Una industria que gane peso en la economía

El goteo de buenos datos macroeconómicos se ha convertido en una constante que ha marcado también el inicio del año. Si el miércoles se hacían públicos los datos récord de las exportaciones españolas, ayer el INE certificó que la recuperación ha llegado al sector servicios y la industria. Si el primero constituye ya un potente motor, el repunte de la industria resulta particularmente importante, porque se trata de un sector llamado a ganar cada vez más peso en el nuevo modelo productivo que España necesita diseñar para el futuro. Las ventas de la industria aumentaron casi un 6% anual el pasado mes de marzo, lo que representa el mejor registro desde abril de 2013 y encadena dos meses consecutivos de alzas en las cifras de negocio.
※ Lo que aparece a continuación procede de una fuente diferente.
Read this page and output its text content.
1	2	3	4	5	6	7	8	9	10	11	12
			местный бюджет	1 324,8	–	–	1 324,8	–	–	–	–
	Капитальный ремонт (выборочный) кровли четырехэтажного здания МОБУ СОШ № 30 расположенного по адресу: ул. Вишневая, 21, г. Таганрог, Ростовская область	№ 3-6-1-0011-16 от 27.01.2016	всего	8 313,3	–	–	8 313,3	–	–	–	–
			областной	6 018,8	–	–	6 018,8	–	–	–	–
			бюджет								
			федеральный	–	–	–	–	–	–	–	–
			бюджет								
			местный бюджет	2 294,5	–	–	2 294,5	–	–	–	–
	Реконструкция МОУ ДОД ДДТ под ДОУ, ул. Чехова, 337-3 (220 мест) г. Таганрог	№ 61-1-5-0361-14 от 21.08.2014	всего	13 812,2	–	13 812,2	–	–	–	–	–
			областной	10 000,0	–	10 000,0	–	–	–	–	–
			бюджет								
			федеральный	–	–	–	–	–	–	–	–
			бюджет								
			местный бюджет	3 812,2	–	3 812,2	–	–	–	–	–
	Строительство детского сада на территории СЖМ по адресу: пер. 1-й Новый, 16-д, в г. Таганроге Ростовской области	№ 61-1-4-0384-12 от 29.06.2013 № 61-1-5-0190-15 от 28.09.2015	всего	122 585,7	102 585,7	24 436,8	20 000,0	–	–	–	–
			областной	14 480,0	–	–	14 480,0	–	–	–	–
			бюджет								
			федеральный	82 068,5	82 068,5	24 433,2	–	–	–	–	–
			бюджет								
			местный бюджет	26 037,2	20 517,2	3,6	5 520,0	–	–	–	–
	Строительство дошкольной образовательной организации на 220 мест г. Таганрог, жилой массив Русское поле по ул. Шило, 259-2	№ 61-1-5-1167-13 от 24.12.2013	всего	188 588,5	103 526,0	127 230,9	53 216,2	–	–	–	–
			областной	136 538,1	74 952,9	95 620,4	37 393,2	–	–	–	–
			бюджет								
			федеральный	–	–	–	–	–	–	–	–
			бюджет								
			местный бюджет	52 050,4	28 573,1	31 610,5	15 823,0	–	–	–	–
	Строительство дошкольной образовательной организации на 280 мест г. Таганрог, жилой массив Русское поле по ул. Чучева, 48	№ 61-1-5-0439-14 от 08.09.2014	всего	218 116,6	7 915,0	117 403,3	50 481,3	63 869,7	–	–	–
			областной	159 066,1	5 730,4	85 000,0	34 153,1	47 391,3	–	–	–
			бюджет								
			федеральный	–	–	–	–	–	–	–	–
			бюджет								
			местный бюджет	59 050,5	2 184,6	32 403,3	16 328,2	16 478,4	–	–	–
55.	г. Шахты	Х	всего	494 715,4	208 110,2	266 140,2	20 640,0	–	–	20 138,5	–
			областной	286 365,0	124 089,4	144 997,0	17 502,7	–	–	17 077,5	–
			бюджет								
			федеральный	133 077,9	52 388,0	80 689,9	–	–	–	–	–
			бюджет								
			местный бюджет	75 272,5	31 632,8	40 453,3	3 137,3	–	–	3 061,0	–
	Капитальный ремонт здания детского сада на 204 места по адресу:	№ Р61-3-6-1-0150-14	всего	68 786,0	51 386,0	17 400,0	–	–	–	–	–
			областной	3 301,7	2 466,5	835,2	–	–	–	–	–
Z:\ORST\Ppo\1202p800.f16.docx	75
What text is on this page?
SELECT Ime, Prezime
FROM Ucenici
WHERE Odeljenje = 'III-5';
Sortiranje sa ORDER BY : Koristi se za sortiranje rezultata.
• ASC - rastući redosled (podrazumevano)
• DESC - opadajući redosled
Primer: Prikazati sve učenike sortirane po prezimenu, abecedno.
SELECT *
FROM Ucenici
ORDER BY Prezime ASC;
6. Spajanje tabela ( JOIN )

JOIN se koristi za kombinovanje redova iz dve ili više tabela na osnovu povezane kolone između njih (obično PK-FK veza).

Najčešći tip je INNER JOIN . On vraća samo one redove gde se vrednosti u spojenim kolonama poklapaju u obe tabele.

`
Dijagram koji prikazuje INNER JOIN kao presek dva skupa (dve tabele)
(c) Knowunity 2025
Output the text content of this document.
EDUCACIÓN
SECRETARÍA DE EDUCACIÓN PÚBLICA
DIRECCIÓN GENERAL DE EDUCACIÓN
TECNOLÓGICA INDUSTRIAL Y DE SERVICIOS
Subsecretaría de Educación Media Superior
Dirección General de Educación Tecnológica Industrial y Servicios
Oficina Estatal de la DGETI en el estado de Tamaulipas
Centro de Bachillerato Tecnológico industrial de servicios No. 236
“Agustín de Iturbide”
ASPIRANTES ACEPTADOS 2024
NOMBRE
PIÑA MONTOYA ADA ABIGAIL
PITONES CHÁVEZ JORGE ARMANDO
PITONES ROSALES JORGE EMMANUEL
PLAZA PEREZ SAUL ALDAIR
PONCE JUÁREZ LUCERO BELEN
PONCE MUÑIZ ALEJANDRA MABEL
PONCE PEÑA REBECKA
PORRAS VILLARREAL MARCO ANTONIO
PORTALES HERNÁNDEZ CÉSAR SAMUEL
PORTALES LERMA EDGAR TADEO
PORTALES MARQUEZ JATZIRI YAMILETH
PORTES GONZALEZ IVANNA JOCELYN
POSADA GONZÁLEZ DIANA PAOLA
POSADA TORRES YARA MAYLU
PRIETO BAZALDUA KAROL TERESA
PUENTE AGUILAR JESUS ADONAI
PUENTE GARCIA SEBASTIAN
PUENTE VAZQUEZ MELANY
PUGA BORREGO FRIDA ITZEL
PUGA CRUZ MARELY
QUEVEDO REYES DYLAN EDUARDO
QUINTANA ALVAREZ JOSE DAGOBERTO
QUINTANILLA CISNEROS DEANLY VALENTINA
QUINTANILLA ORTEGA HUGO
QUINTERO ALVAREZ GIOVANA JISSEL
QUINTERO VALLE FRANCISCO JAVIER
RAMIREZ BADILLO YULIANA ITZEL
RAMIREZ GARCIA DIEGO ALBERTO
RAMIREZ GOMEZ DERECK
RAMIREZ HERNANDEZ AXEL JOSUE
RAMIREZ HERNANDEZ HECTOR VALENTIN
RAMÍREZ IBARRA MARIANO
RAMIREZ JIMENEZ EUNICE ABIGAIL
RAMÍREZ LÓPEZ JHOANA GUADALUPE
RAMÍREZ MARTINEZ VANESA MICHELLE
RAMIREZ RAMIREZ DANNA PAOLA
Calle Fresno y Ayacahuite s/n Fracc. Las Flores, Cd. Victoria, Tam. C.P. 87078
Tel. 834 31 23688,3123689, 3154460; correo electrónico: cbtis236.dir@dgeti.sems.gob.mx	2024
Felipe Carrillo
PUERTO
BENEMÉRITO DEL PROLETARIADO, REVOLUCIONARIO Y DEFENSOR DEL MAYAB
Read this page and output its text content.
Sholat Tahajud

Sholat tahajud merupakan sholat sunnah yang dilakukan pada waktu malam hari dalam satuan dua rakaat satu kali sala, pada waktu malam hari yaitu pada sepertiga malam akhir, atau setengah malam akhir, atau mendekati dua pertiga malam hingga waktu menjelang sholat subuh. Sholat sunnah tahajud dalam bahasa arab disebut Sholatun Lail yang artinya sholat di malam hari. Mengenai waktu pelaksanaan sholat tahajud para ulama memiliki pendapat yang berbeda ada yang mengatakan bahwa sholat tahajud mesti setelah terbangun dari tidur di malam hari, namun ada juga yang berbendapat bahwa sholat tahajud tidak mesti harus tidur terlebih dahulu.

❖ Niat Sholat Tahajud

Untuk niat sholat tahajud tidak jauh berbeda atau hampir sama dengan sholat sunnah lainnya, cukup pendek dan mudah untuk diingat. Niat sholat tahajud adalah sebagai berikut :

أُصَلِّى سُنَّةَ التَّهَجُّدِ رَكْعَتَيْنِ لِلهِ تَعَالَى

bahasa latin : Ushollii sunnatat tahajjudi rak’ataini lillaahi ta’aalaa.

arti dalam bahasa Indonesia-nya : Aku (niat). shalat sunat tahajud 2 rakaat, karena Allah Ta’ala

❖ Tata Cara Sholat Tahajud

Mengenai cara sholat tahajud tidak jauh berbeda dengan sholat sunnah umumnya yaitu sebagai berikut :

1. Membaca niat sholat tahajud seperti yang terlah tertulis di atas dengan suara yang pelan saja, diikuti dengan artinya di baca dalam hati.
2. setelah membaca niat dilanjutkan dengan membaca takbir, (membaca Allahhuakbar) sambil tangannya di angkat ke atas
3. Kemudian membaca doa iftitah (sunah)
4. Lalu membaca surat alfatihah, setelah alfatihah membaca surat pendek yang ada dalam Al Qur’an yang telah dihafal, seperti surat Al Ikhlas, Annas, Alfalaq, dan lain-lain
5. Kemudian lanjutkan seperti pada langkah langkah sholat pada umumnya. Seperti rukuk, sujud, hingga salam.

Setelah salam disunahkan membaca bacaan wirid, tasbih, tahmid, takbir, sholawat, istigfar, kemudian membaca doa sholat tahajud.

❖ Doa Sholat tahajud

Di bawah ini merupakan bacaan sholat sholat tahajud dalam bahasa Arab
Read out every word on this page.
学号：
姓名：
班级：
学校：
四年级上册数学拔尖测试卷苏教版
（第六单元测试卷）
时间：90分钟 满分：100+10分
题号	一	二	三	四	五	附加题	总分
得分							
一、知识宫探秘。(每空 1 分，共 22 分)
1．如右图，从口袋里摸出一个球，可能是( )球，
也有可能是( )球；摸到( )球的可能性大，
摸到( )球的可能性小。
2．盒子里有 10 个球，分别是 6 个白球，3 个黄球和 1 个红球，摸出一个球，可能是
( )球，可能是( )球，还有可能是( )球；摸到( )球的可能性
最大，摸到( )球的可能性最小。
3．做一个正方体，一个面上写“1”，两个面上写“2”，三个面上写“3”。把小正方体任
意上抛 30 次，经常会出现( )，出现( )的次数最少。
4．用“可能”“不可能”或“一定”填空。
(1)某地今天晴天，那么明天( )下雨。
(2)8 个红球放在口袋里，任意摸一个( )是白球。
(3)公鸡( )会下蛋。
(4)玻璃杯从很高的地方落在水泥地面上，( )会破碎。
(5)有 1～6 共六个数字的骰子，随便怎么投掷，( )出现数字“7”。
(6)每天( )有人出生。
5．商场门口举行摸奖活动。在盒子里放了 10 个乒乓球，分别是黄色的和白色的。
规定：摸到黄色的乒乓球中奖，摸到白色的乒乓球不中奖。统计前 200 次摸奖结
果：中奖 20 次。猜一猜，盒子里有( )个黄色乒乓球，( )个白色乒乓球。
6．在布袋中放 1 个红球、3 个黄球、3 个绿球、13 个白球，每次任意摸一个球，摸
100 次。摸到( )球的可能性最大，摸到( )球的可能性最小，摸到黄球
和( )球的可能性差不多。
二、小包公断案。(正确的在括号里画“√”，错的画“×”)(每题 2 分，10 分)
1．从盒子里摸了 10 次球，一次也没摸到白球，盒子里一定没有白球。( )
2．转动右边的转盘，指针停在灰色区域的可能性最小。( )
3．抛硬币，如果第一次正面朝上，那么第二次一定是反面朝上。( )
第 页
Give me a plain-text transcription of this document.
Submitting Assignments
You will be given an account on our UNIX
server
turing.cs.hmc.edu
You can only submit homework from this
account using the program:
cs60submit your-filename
A ello hay que sumar otro indicador positivo: el aumento de los nuevos pedidos, que revela un músculo industrial que trabaja a ritmo creciente y aporta cada vez más al proceso de recuperación de la economía española. Los bienes de equipo, los de consumo duradero, los de consumo no duradero y los bienes intermedios han sido los capítulos que más han crecido, frente a la energía, que ha visto recortadas sus ventas. En ese repunte de la actividad industrial destacan desde productos electrónicos, instrumentos de óptica, equipos fotográficos o muebles hasta deportes y juguetes, vehículos de motor, equipos informáticos o electrodomésticos. La metalurgia es otra actividad que ha tirado con fuerza en este primer trimestre del año en curso.

El principal destino de las ventas industriales es la zona euro, donde el crecimiento ha estado por encima del 13%. A ello hay que sumar otros mercados en el resto del mundo, que han crecido un 6%, y un repunte aunque inferior –del 3%– del mercado español. Este buen comportamiento de la industria se une al del sector servicios, con el comercio a la cabeza, que acumula ya 19 meses de aceleración y está creando empleo a un ritmo del 2,1% anual.

La mejora general que está experimentando la economía española se explica por una confluencia feliz de una serie de factores, entre los que destacan las reformas estructurales realizadas en los últimos años y otros elementos positivos de naturaleza coyuntural. Es el caso de la depreciación del euro, que ha aumentado notablemente la competitividad de las empresas españolas, los estímulos financieros puestos en marcha por el BCE y la recuperación del consumo y la inversión, que poco a poco fortalecen sus signos vitales. Pero el gran reto que tiene España es avanzar hacia un nuevo modelo productivo en el que no solo los servicios, sino especialmente la industria, ganen mayor peso y alimenten de forma sostenida un motor que en este momento tiene el viento a favor, pero que debe estar preparado también para empujar la economía y el empleo con el viento en contra.